Dr. Joice Kaschuk, an alumna of UBC BPI, is starting her role as an Assistant Professor at the Physical Chemistry and Soft Matter Chair Group at Wageningen University & Research (WUR) in the Netherlands.
Joice was born and raised in a small town in the Brazilian countryside, the daughter of a farmer, who always had a passion for understanding how nature works and finding ways to mitigate the environmental issues stemming from uncontrolled consumption. When she decided, at the age of
16, to pursue a career in science, she never imagined that she would one day become a member of one of the world's most esteemed and renowned bioproduct research institutes, BPI.
She joined BPI from 2021 to 2022 as part of the Boreal Alliance initiative between Aalto University-Finnceres and UBC-BPI. Her research focused on finding innovative ways to apply nanocellulose for advanced technologies, particularly in the realm of energy harvesting. She was an integral part of the Advanced Materials group, coordinated by Prof. Johan Foster, and the Biobased Colloids & Materials (BiCMat) group, led by Prof. Orlando Rojas. During her time at BPI, she collaborated closely with Dr. Gabriel Banvillet and Ms.
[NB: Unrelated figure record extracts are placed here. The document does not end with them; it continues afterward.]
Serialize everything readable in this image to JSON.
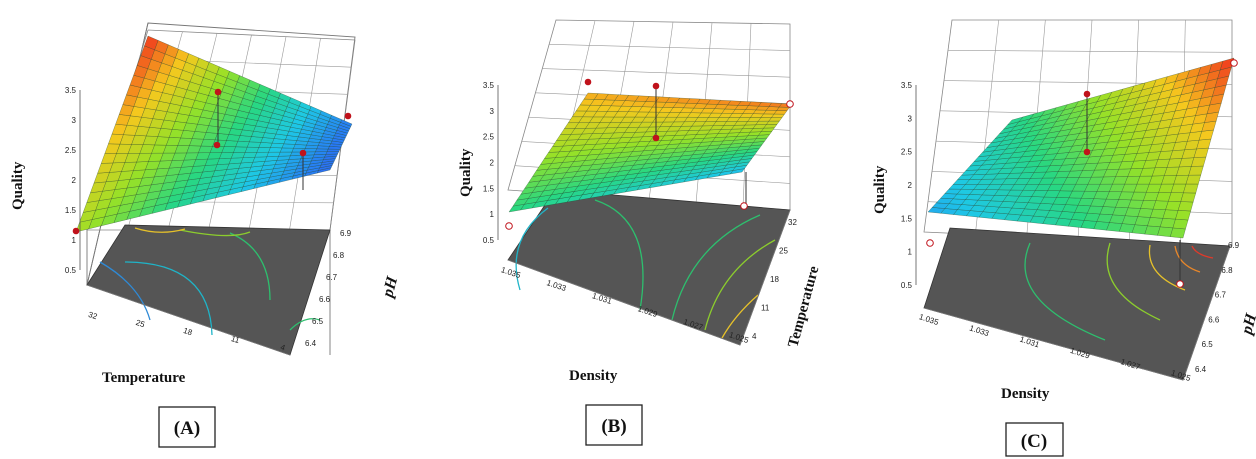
{
  "chart_data": [
    {
      "type": "surface3d",
      "panel_label": "(A)",
      "zlabel": "Quality",
      "xlabel": "Temperature",
      "ylabel": "pH",
      "zticks": [
        "0.5",
        "1",
        "1.5",
        "2",
        "2.5",
        "3",
        "3.5"
      ],
      "zlim": [
        0.5,
        3.5
      ],
      "xticks": [
        "32",
        "25",
        "18",
        "11",
        "4"
      ],
      "yticks": [
        "6.4",
        "6.5",
        "6.6",
        "6.7",
        "6.8",
        "6.9"
      ],
      "surface_corners": {
        "low_x_low_y": 2.6,
        "high_x_low_y": 0.9,
        "low_x_high_y": 3.5,
        "high_x_high_y": 1.0
      },
      "contours": [
        "#2f8ad6",
        "#1fb4c8",
        "#2dbf6e",
        "#8ccd2d",
        "#e6c12a"
      ],
      "design_points": [
        {
          "x": 4,
          "y": 6.9,
          "z": 3.0,
          "above_surface": true
        },
        {
          "x": 18,
          "y": 6.65,
          "z": 3.0,
          "above_surface": true
        },
        {
          "x": 18,
          "y": 6.65,
          "z": 2.0,
          "above_surface": false
        },
        {
          "x": 4,
          "y": 6.6,
          "z": 2.0,
          "above_surface": false
        },
        {
          "x": 32,
          "y": 6.4,
          "z": 1.0,
          "above_surface": false
        }
      ]
    },
    {
      "type": "surface3d",
      "panel_label": "(B)",
      "zlabel": "Quality",
      "xlabel": "Density",
      "ylabel": "Temperature",
      "zticks": [
        "0.5",
        "1",
        "1.5",
        "2",
        "2.5",
        "3",
        "3.5"
      ],
      "zlim": [
        0.5,
        3.5
      ],
      "xticks": [
        "1.035",
        "1.033",
        "1.031",
        "1.029",
        "1.027",
        "1.025"
      ],
      "yticks": [
        "4",
        "11",
        "18",
        "25",
        "32"
      ],
      "surface_corners": {
        "low_x_low_y": 2.0,
        "high_x_low_y": 1.4,
        "low_x_high_y": 3.1,
        "high_x_high_y": 3.3
      },
      "contours": [
        "#1fb4c8",
        "#2dbf6e",
        "#8ccd2d",
        "#e6c12a"
      ],
      "design_points": [
        {
          "x": 1.035,
          "y": 32,
          "z": 3.0,
          "above_surface": true
        },
        {
          "x": 1.029,
          "y": 18,
          "z": 3.0,
          "above_surface": true
        },
        {
          "x": 1.029,
          "y": 18,
          "z": 2.0,
          "above_surface": false
        },
        {
          "x": 1.025,
          "y": 32,
          "z": 3.0,
          "above_surface": false
        },
        {
          "x": 1.025,
          "y": 4,
          "z": 1.0,
          "above_surface": false
        },
        {
          "x": 1.035,
          "y": 4,
          "z": 1.0,
          "above_surface": false
        }
      ]
    },
    {
      "type": "surface3d",
      "panel_label": "(C)",
      "zlabel": "Quality",
      "xlabel": "Density",
      "ylabel": "pH",
      "zticks": [
        "0.5",
        "1",
        "1.5",
        "2",
        "2.5",
        "3",
        "3.5"
      ],
      "zlim": [
        0.5,
        3.5
      ],
      "xticks": [
        "1.035",
        "1.033",
        "1.031",
        "1.029",
        "1.027",
        "1.025"
      ],
      "yticks": [
        "6.4",
        "6.5",
        "6.6",
        "6.7",
        "6.8",
        "6.9"
      ],
      "surface_corners": {
        "low_x_low_y": 1.3,
        "high_x_low_y": 2.4,
        "low_x_high_y": 1.9,
        "high_x_high_y": 3.5
      },
      "contours": [
        "#2dbf6e",
        "#8ccd2d",
        "#e6c12a",
        "#e8872a",
        "#e03a2a"
      ],
      "design_points": [
        {
          "x": 1.029,
          "y": 6.9,
          "z": 3.0,
          "above_surface": true
        },
        {
          "x": 1.029,
          "y": 6.9,
          "z": 2.0,
          "above_surface": false
        },
        {
          "x": 1.025,
          "y": 6.9,
          "z": 3.5,
          "above_surface": false
        },
        {
          "x": 1.025,
          "y": 6.7,
          "z": 1.0,
          "above_surface": false
        },
        {
          "x": 1.035,
          "y": 6.4,
          "z": 1.0,
          "above_surface": false
        }
      ]
    }
  ]
}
Fernanda Brito on developing nanocellulose proton exchange membranes for fuel cell applications (manuscript in preparation) and microstructure nanocellulose films patterned with flower-shaped designs and tunable properties (https://www.sciencedirect.com/science/article/abs/pii/S2588842023001232…).
In the coming December, Joice will eagerly embark on the next phase of her professional journey as an Assistant Professor at WUR. Her research group will concentrate on developing eco- friendly processes for producing sustainable polymers, including nanocellulose, nanolignin, and building blocks. The primary objective is to unlock the full potential of renewable feedstocks by harnessing their unique chemical, physical, and biological structures to create cutting-edge multifunctional materials.
Reflecting on her journey, she recognizes the challenges of standing out as a woman from a country where research isn't a top priority. She feels fortunate about the opportunity to meet, interact with, and work alongside outstanding researchers such as Orlando, Johan, and Emily Cranston. Additionally, she hopes her story will serve as an inspiration for young women embarking on an academic career, and her main advice is to persist while being honest about your own limitations and challenges. Most importantly, she emphasizes that no path is similar and linear, for this reason, there is no shame in seeking help when needed.